By: Jacqueline Bennett newsandviewsjb

Lincoln Memorial Washington, D.C. photo by Jacqueline Bennett

Lincoln Memorial Washington, D.C. photo by Jacqueline Bennett

As the nation marked the 150th anniversary of the Gettysburg Address delivered by President Abraham Lincoln on November 19,1863, a project by documentarian Ken Burns titled “LEARN THE ADDRESS” continues. For the project, Burns is encouraging all Americans to video themselves reading or reciting the Gettysburg Address then upload it. His PBS documentary -“The Address” – is slated to air in the spring of 2014.

Considered by historians to be perhaps the greatest speech in American History, it was delivered by President Lincoln for the dedication of the Soldiers’ National Cemetery in Gettysburg, Pennsylvania just four and half months after the Union Army defeated the Confederacy in the Battle of Gettysburg. Noted for its healing tone, Lincoln is said to have written five drafts before delivering the 271 word version which lasted slightly more than two minutes. And, he is said to have added “under God” to the speech as he looked out over what had been the battle-fields, according to the LEARN THE SPEECH website. (Writer’s note: having visited Gettysbury, I recall a powerful and eerie sense of presence hovering over the fields of those who fought and died there.)

With this speech, historians say Lincoln focused the purpose of the Civil War on both the preservation of the Union and the principles of human equality as stated in the Declaration of Independence.

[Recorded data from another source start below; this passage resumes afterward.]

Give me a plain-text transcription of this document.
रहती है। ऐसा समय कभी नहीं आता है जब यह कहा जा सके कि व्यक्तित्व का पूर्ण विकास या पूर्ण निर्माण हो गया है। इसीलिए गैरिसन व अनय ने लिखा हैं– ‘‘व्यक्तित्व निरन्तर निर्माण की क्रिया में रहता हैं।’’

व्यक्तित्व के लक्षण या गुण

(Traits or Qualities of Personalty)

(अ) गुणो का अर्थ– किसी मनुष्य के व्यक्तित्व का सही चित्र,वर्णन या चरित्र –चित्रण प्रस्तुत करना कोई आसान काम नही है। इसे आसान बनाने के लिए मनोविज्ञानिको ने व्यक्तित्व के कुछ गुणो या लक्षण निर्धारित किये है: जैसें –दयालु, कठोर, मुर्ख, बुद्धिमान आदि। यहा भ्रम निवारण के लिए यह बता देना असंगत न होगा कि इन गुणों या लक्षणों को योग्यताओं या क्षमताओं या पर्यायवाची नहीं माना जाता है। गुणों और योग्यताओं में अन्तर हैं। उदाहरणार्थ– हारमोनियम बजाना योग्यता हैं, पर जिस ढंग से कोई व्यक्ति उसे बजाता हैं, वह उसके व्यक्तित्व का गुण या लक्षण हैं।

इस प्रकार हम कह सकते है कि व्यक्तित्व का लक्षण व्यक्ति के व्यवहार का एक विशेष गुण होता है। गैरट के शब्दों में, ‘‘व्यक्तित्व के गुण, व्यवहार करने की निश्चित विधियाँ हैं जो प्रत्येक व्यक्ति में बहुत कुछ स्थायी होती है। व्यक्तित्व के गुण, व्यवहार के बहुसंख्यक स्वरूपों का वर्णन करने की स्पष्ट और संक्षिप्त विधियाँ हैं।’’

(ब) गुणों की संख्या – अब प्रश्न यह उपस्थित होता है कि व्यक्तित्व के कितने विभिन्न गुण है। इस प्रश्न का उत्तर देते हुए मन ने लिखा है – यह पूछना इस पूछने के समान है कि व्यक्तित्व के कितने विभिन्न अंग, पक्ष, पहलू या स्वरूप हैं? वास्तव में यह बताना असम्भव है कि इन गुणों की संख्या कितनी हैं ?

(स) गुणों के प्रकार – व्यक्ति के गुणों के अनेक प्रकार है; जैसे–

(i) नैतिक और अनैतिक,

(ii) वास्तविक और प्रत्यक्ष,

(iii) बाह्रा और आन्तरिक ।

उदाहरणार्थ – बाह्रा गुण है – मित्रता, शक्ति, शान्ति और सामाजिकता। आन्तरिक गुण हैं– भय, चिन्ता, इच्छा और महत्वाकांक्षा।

As noted on the Learn the Speech website, the oration is considered by many to be the single, greatest declaration of human equality.

The inspiration for Burns documentary is Greenwood School, a small school in Putney,Vermont where the students “all boys age 11-17, face a range of learning differences that have made their personal, academic and social progress extremely challenging.Yet, each year they are all encouraged to practice, memorize and recite the Gettysbury Address.”

Thus far for Burns’ project all the living presidents have recited the address along with notables and celebrities such as singer/songwriter Taylor Swift, broadcast journalist Robin Roberts, comedian Jerry Seinfeld and computer giant Bill Gates.

The Gettysbury Address

Four score and seven years ago our fathers brought forth on this continent a new nation, conceived in Liberty, and dedicated to the proposition that all men are created equal. Now we are engaged in a great civil war testing whether that nation, or any nation so conceived and so dedicated can long endure.

We are met on a great battle-field of that war. We have come to dedicate a portion of that field as a final resting place for those who here gave their lives that that nation might live. It is altogether fitting and proper that we should do this. 

But in a larger sense we can not dedicate, we can not consecrate, we can not hallow – this ground. The brave men. living and dead, who struggled here, have consecrated it far above our power to add or detract.

The world will little note, not long remember what we say here, but it can never forget what they did here. It is for us the living, rather, to be dedicated here to the unfinished work they who fought here have thus far nobly advanced. It is rather for us to be dedicated to the great task remaining before us – that from these honored dead we take increased devotion to that cause for which they gave the last full measure of devotion – that we resolve that these dead shall not have died in vain – that this nation, under God, shall have a new birth of freedom – and that government of the people, by the people, for the people, shall not perish from the earth.”